Is your Resume or Curriculum Vitae (CV) getting you noticed? You are probably applying for jobs online and either not receiving any interviews or very few. The problem will be your CV, it is not standing out against others. So, let’s do something about it, here are 10 steps to writing a winning CV;
Before you even start writing your CV, brainstorm and write down what you have achieved so far. Employers look for simple things, so you winning your local swimming competition may not be important to you however it shows the employer you have a winning mentality and that you probably had to train hard. You could elaborate and state you woke up at 5am every day for training, this shows commitment, and these are traits employers look for.
2. Personal Details
Ok, so you have brainstormed and now ready to start putting things down on your CV. Start with personal details, so include your name (just first name and surname, they can find out about your wonderful middle names at a later stage!), location (no need to include full address just town and postcode), telephone number (be specific about times you are available to talk) and email address (keep it clean, no employer wants to read an inappropriate email address). Include a link to your Linkedin page (make sure it is up to date with suitable photo) as employers will want to do some background checks. You do not need to have the words Curriculum Vitae posted across the top of your CV, believe it or not they know what they are reading!
3. Personal Profile
Include a brief personal profile in a short paragraph to detail who you are, what you can offer and your career goals. Use this area to show the employer why they will want to hire you. You will want to tailor this area if you are applying for different types of roles.
4. Employment History
Outline each job role you have had with the most recent employer the first they read. Include employer name, your job title, dates of employment and either a summary or bullet points of your duties and responsibilities.
5. Education and Qualifications
Like your employment history you should write your most recent education or qualification first. Include education or qualification, achievement and dates completed.
If you have only recently left school or graduated and you do not have a work history, you may want to include some of the core modules and emphasise for the role you are applying for.
6. Achievements / Key Skills
Depending on the role you are applying for you will want to include your achievements or skills gained that are relevant for the role. If you are applying for an IT job then list all the IT skills you have experience with or if it is a sales job you are applying for talk about facts and figures of what you have generated for previous employers.
7. Hobbies and Interests
Include hobbies and interests especially if there is relevance to the role you are applying for. For example, if you are applying for a role that involves maths explain that you enjoy entering maths competitions as it is a passion of yours. Employers do not want to read cliché things like ‘I enjoy socialising with friends’ as this is very generic however being a little more specific and explaining that you and your friends are part of a running club and you are aiming to run the marathon to raise money for a charity shows you can socialise and for a great reason. Tell the employer about the real YOU!

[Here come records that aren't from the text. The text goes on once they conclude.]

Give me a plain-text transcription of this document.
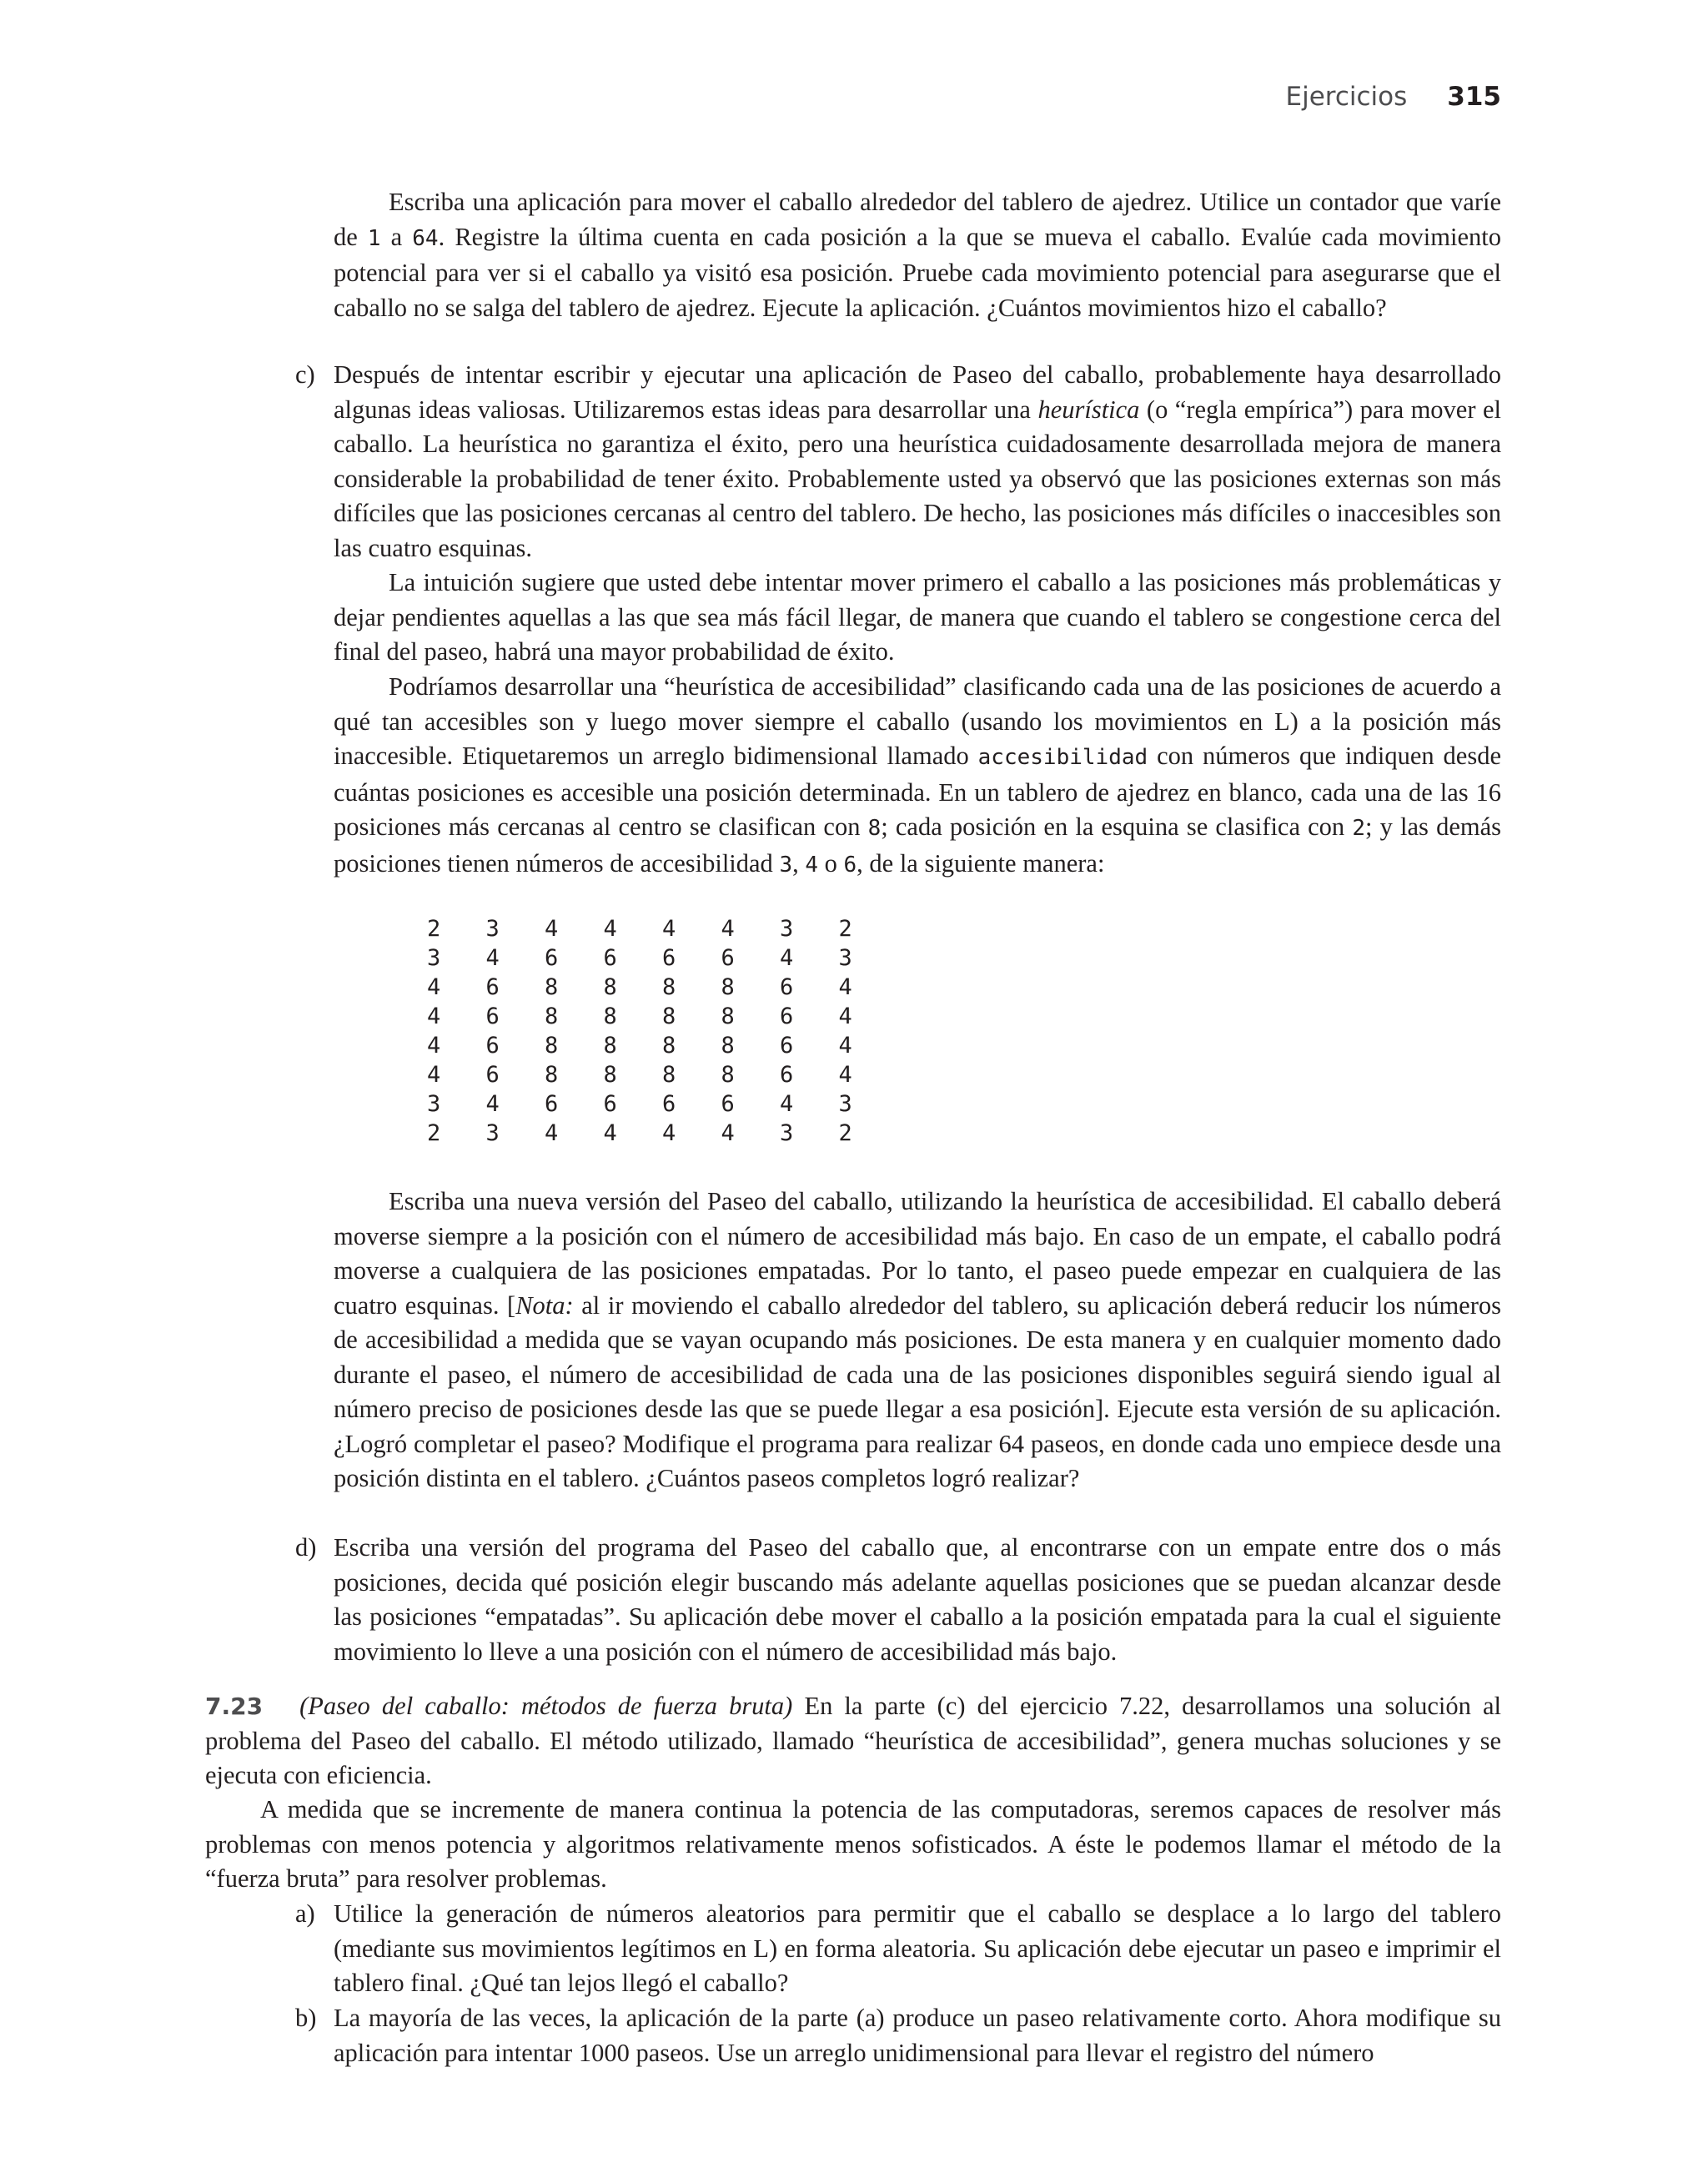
Ejercicios 315

Escriba una aplicación para mover el caballo alrededor del tablero de ajedrez. Utilice un contador que varíe de 1 a 64. Registre la última cuenta en cada posición a la que se mueva el caballo. Evalúe cada movimiento potencial para ver si el caballo ya visitó esa posición. Pruebe cada movimiento potencial para asegurarse que el caballo no se salga del tablero de ajedrez. Ejecute la aplicación. ¿Cuántos movimientos hizo el caballo?

c) Después de intentar escribir y ejecutar una aplicación de Paseo del caballo, probablemente haya desarrollado algunas ideas valiosas. Utilizaremos estas ideas para desarrollar una heurística (o “regla empírica”) para mover el caballo. La heurística no garantiza el éxito, pero una heurística cuidadosamente desarrollada mejora de manera considerable la probabilidad de tener éxito. Probablemente usted ya observó que las posiciones externas son más difíciles que las posiciones cercanas al centro del tablero. De hecho, las posiciones más difíciles o inaccesibles son las cuatro esquinas.

La intuición sugiere que usted debe intentar mover primero el caballo a las posiciones más problemáticas y dejar pendientes aquellas a las que sea más fácil llegar, de manera que cuando el tablero se congestione cerca del final del paseo, habrá una mayor probabilidad de éxito.

Podríamos desarrollar una “heurística de accesibilidad” clasificando cada una de las posiciones de acuerdo a qué tan accesibles son y luego mover siempre el caballo (usando los movimientos en L) a la posición más inaccesible. Etiquetaremos un arreglo bidimensional llamado accesibilidad con números que indiquen desde cuántas posiciones es accesible una posición determinada. En un tablero de ajedrez en blanco, cada una de las 16 posiciones más cercanas al centro se clasifican con 8; cada posición en la esquina se clasifica con 2; y las demás posiciones tienen números de accesibilidad 3, 4 o 6, de la siguiente manera:

2	3	4	4	4	4	3	2
3	4	6	6	6	6	4	3
4	6	8	8	8	8	6	4
4	6	8	8	8	8	6	4
4	6	8	8	8	8	6	4
4	6	8	8	8	8	6	4
3	4	6	6	6	6	4	3
2	3	4	4	4	4	3	2

Escriba una nueva versión del Paseo del caballo, utilizando la heurística de accesibilidad. El caballo deberá moverse siempre a la posición con el número de accesibilidad más bajo. En caso de un empate, el caballo podrá moverse a cualquiera de las posiciones empatadas. Por lo tanto, el paseo puede empezar en cualquiera de las cuatro esquinas. [Nota: al ir moviendo el caballo alrededor del tablero, su aplicación deberá reducir los números de accesibilidad a medida que se vayan ocupando más posiciones. De esta manera y en cualquier momento dado durante el paseo, el número de accesibilidad de cada una de las posiciones disponibles seguirá siendo igual al número preciso de posiciones desde las que se puede llegar a esa posición]. Ejecute esta versión de su aplicación. ¿Logró completar el paseo? Modifique el programa para realizar 64 paseos, en donde cada uno empiece desde una posición distinta en el tablero. ¿Cuántos paseos completos logró realizar?

d) Escriba una versión del programa del Paseo del caballo que, al encontrarse con un empate entre dos o más posiciones, decida qué posición elegir buscando más adelante aquellas posiciones que se puedan alcanzar desde las posiciones “empatadas”. Su aplicación debe mover el caballo a la posición empatada para la cual el siguiente movimiento lo lleve a una posición con el número de accesibilidad más bajo.

7.23 (Paseo del caballo: métodos de fuerza bruta) En la parte (c) del ejercicio 7.22, desarrollamos una solución al problema del Paseo del caballo. El método utilizado, llamado “heurística de accesibilidad”, genera muchas soluciones y se ejecuta con eficiencia.

A medida que se incremente de manera continua la potencia de las computadoras, seremos capaces de resolver más problemas con menos potencia y algoritmos relativamente menos sofisticados. A éste le podemos llamar el método de la “fuerza bruta” para resolver problemas.

a) Utilice la generación de números aleatorios para permitir que el caballo se desplace a lo largo del tablero (mediante sus movimientos legítimos en L) en forma aleatoria. Su aplicación debe ejecutar un paseo e imprimir el tablero final. ¿Qué tan lejos llegó el caballo?
b) La mayoría de las veces, la aplicación de la parte (a) produce un paseo relativamente corto. Ahora modifique su aplicación para intentar 1000 paseos. Use un arreglo unidimensional para llevar el registro del número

In the past it was necessary to include name and addresses of references. However, these days you just need to state; ‘references available on request’. You should only provide references at a later stage once an employer has shown interest in you. It is worth having a list of references prepared to include employer name, address, manager name, email address and telephone number.

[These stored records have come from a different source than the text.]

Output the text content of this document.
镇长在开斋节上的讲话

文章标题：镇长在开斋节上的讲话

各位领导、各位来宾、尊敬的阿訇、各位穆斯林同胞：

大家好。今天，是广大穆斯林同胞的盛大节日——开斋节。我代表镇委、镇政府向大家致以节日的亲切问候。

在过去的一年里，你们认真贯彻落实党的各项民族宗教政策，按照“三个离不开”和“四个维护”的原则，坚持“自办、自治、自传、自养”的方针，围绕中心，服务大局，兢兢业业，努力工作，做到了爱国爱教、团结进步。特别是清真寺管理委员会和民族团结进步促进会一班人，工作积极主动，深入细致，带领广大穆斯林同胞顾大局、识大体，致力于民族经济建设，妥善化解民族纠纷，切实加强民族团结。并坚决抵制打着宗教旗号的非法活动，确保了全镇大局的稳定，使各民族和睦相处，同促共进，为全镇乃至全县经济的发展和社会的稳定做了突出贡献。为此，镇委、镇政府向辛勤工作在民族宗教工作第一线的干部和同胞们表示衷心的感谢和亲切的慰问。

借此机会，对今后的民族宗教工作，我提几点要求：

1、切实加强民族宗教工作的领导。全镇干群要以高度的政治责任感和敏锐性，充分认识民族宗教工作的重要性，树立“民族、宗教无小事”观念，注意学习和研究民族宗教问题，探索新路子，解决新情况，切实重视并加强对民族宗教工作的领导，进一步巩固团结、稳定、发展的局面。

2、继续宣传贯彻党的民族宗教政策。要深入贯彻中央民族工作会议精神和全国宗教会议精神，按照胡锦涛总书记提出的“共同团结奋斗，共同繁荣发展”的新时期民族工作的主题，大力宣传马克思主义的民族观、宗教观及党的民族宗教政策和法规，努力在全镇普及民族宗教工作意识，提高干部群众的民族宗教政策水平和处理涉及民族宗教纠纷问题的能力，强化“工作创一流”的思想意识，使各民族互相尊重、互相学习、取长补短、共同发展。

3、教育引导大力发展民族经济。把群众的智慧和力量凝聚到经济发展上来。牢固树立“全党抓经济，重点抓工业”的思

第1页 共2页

General rule is that CV’s should be no longer than 2 pages. If you have just finished education then your CV should be a one pager. If you have plenty of experience then limit your duties and responsibilities in roles that are over 10 years ago. Unless you are looking to work in the creative field avoid using multiple colours and try and keep to simple fonts like Calibri or Arial and no more than size 12. An employer or recruiter will have differing preferences so have your CV available in word and PDF formats.
Do you promise to tell the truth, the whole truth and nothing but the truth?
The answer should be YES! Make sure everything in your CV is the truth and can be backed up by a reference or background check. The last thing you want is to secure a job and have it revoked because you lied about when you started a job or gave the wrong school grade.
Recruiters spend 7 seconds and employers use Applicant Tracking Systems (ATS) to review your CV so ensure there are keywords related to the job role. If you are applying for a Pharmacist role then you make sure the word Pharmacist or Pharmacy is written in your CV otherwise the ATS will not score your CV highly. Do not use abbreviations especially ones that are relevant to a previous employer, someone reading your CV will not know what they mean.
Once you have written your CV give it a spell check and a final proof read. Ask a family member or friend to read over and see if they recommend any tweaks.